Lamping in the summer has to be one of the best parts of my project so far. I’m not a mad keen lamping enthusiast like some gamekeepers, but I do like the chance to look at the farm after dark when a different selection of birds and mammals takes to the stage. I’ve recently been very conscious of the need to lamp more intensively as chicks start to appear, and while it’s often a drag to head off onto the hill after a day’s work, the effort is alway repaid, even without bringing Charlie Fox to book.
Using the torch to sift through galaxies of sheep and lamb eyes, I occasionally stumble upon the thrilling hard spark of a fox. There really can be no mistaking that spine tingling flash when the lamp passes over a fox at any range, and the shape of the reflected eyelight has an unnatural effect on me. Looking through a ‘scope, a close range fox appears to trickle through the long grass, with delicate legs and feet buried in the deep grass. When he turns to look at you, his uncanny eyes blaze back the lamp light and obscure his entire head, leaving only the tips of his ears and the silver sheen of his throat and neck visible.

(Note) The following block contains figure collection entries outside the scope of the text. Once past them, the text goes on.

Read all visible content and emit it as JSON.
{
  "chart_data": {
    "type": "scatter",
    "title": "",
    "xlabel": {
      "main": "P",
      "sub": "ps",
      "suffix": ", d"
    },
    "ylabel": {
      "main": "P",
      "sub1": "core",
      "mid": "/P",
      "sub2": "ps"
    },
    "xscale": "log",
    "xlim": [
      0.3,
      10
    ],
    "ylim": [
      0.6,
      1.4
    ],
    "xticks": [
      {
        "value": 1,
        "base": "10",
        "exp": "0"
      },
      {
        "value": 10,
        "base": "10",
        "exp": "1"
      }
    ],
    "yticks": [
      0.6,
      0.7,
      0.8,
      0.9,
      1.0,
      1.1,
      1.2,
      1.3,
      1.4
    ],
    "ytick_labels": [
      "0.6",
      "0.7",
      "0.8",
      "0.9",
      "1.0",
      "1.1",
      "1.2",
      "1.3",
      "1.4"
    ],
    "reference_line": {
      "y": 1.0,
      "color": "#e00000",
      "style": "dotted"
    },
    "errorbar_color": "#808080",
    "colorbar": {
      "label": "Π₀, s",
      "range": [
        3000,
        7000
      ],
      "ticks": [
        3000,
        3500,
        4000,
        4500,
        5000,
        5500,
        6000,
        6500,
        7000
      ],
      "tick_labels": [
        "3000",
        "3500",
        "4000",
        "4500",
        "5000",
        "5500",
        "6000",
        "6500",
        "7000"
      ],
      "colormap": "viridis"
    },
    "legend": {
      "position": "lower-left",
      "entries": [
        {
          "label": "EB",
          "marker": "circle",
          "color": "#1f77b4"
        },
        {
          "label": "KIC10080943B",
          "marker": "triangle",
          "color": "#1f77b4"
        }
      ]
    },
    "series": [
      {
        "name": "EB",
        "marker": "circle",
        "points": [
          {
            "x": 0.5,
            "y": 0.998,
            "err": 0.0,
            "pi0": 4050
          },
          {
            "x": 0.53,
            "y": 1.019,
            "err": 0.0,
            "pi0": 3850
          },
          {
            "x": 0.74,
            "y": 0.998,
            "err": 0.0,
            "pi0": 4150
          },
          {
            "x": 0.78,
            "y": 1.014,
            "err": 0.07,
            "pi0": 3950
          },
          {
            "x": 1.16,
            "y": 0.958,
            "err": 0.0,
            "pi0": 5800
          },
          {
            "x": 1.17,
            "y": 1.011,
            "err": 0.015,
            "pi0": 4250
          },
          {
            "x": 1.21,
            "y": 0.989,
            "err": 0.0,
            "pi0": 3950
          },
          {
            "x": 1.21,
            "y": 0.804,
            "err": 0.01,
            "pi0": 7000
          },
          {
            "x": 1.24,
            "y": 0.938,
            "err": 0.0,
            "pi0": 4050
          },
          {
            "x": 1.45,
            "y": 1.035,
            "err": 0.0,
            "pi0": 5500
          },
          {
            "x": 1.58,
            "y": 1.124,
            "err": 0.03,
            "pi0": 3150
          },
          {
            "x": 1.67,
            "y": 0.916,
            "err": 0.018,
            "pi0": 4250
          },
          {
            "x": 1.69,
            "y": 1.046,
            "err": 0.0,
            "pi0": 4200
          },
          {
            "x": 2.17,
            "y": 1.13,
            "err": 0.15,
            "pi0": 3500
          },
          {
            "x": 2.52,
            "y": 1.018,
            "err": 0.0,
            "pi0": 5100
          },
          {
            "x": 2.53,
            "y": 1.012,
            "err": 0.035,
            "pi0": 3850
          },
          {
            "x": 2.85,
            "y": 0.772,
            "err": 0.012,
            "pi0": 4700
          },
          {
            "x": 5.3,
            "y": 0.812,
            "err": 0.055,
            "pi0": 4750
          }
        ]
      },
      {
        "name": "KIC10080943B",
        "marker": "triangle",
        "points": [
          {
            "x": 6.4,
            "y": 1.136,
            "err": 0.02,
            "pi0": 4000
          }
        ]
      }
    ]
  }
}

To fill the long walking gaps between foxes, snipe drum overhead as a fat moon hauls itself up over the Solway. By day, you can see more than forty miles in every direction from the top of the Chayne, but at night it is shimmering darkness. There is no orange light neon glow anywhere on the horizon; in fact, there no sign of civilization whatsoever. Here and there, a farm will sparkle an indoor light until eleven or twelve at night, then it will also be swamped and swallowed in the dark. By one or two o’clock in the morning, the whole world is black, and it’s a thrill to walk alone in the knowledge that the nearest human is more than three miles away.
Barn owls tack back and forth above the rising grasses while the faint and half heard buzz of a nightjar oozes ambiguously up from the forest below. All the while, bats flicker impatiently overhead, and the swollen moss exhales underfoot.
Maybe the reason that I am not very good at lamping is because I’m thinking about so many other things when I carry my rifle onto the moor on a summer’s evening.